Experiment 4, The Protégé Effect:
· Statically Older sibling have higher IQ's then their younger siblings.
· In 2009, Stanford School Of Education found that people who teach others about a subject would learn the material better themselves. (The Protégé Effect)
· Older siblings share their own experiences and insights.
· You don't need to be a guru. You can be a guide.
Experiment 5, Own the Process:
· When we can't take ownership of the situation, we can still take ownership of the process
· There is almost always a way for us to own the process of a task, even when the outcome has been determined by someone else.
· There is always an extraordinary power to be gained by doing it your way. Even in the most disempowering circumstances.
Experiment 6, Own Your Mindset:
· Change your mindset from 'have to' to 'choose to'
· Switching your mindset boosts a sense of control, power, and what one is capable.

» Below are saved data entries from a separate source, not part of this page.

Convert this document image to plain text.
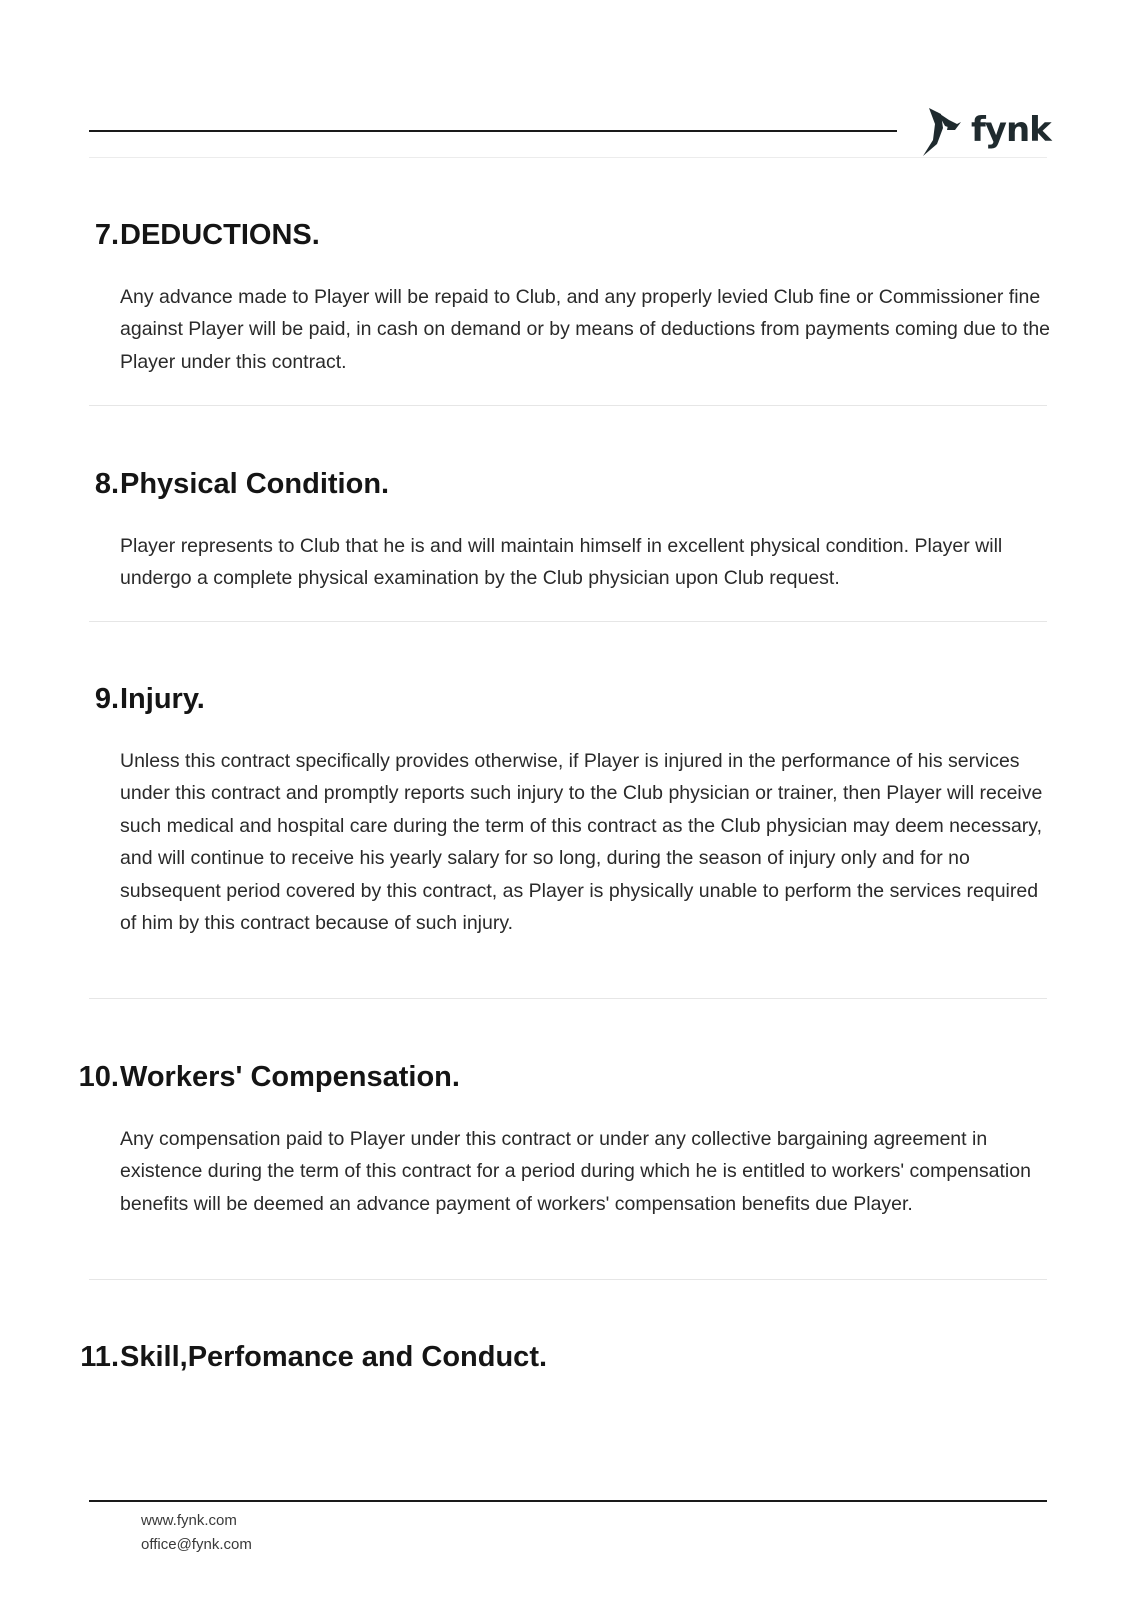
fynk
7. DEDUCTIONS.

Any advance made to Player will be repaid to Club, and any properly levied Club fine or Commissioner fine against Player will be paid, in cash on demand or by means of deductions from payments coming due to the Player under this contract.

8. Physical Condition.

Player represents to Club that he is and will maintain himself in excellent physical condition. Player will undergo a complete physical examination by the Club physician upon Club request.

9. Injury.

Unless this contract specifically provides otherwise, if Player is injured in the performance of his services under this contract and promptly reports such injury to the Club physician or trainer, then Player will receive such medical and hospital care during the term of this contract as the Club physician may deem necessary, and will continue to receive his yearly salary for so long, during the season of injury only and for no subsequent period covered by this contract, as Player is physically unable to perform the services required of him by this contract because of such injury.

10. Workers' Compensation.

Any compensation paid to Player under this contract or under any collective bargaining agreement in existence during the term of this contract for a period during which he is entitled to workers' compensation benefits will be deemed an advance payment of workers' compensation benefits due Player.

11. Skill,Perfomance and Conduct.
www.fynk.com
office@fynk.com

· 'Have to' is a coercive language that makes one feel powerless.
· "Everything can be taken from a man but one thing: the last of the human freedoms - to choose one's attitude in any given set of circumstances, to choose one's own way." - Viktor Frankl, Austrian psychiatrist and Survivor of the Auschwitz Concentration Camp.
Summary:
· 'Power' is a scary word, but it doesn't have to be. When we say the second energiser is power, we don't mean exerting control over others. Here, we simply mean feeling empowered to take your job, life and future into your own hands.
· There are three ways you can increase your sense of power, starting now/ Begin with confidence. We think our confidence is fixed, but actually it's extremely malleable. So why not try to 'flip the confidence switch' and playing the role of someone who's already filled with self-belief?
· Next. Level up your skills. Ask yourself: if I were completely new to this task, what would this look like? And can I start teaching others even though I'm not an expert yet?
Finally, see what you can do to take ownership, even in moments when you don't have as much control in moments when you don't have as much control as you'd like. Remember, if you can't choose what you work on, you can still choose how you work on it. The outcome isn't always in your hands. But the process, and certainly your mindset, often is.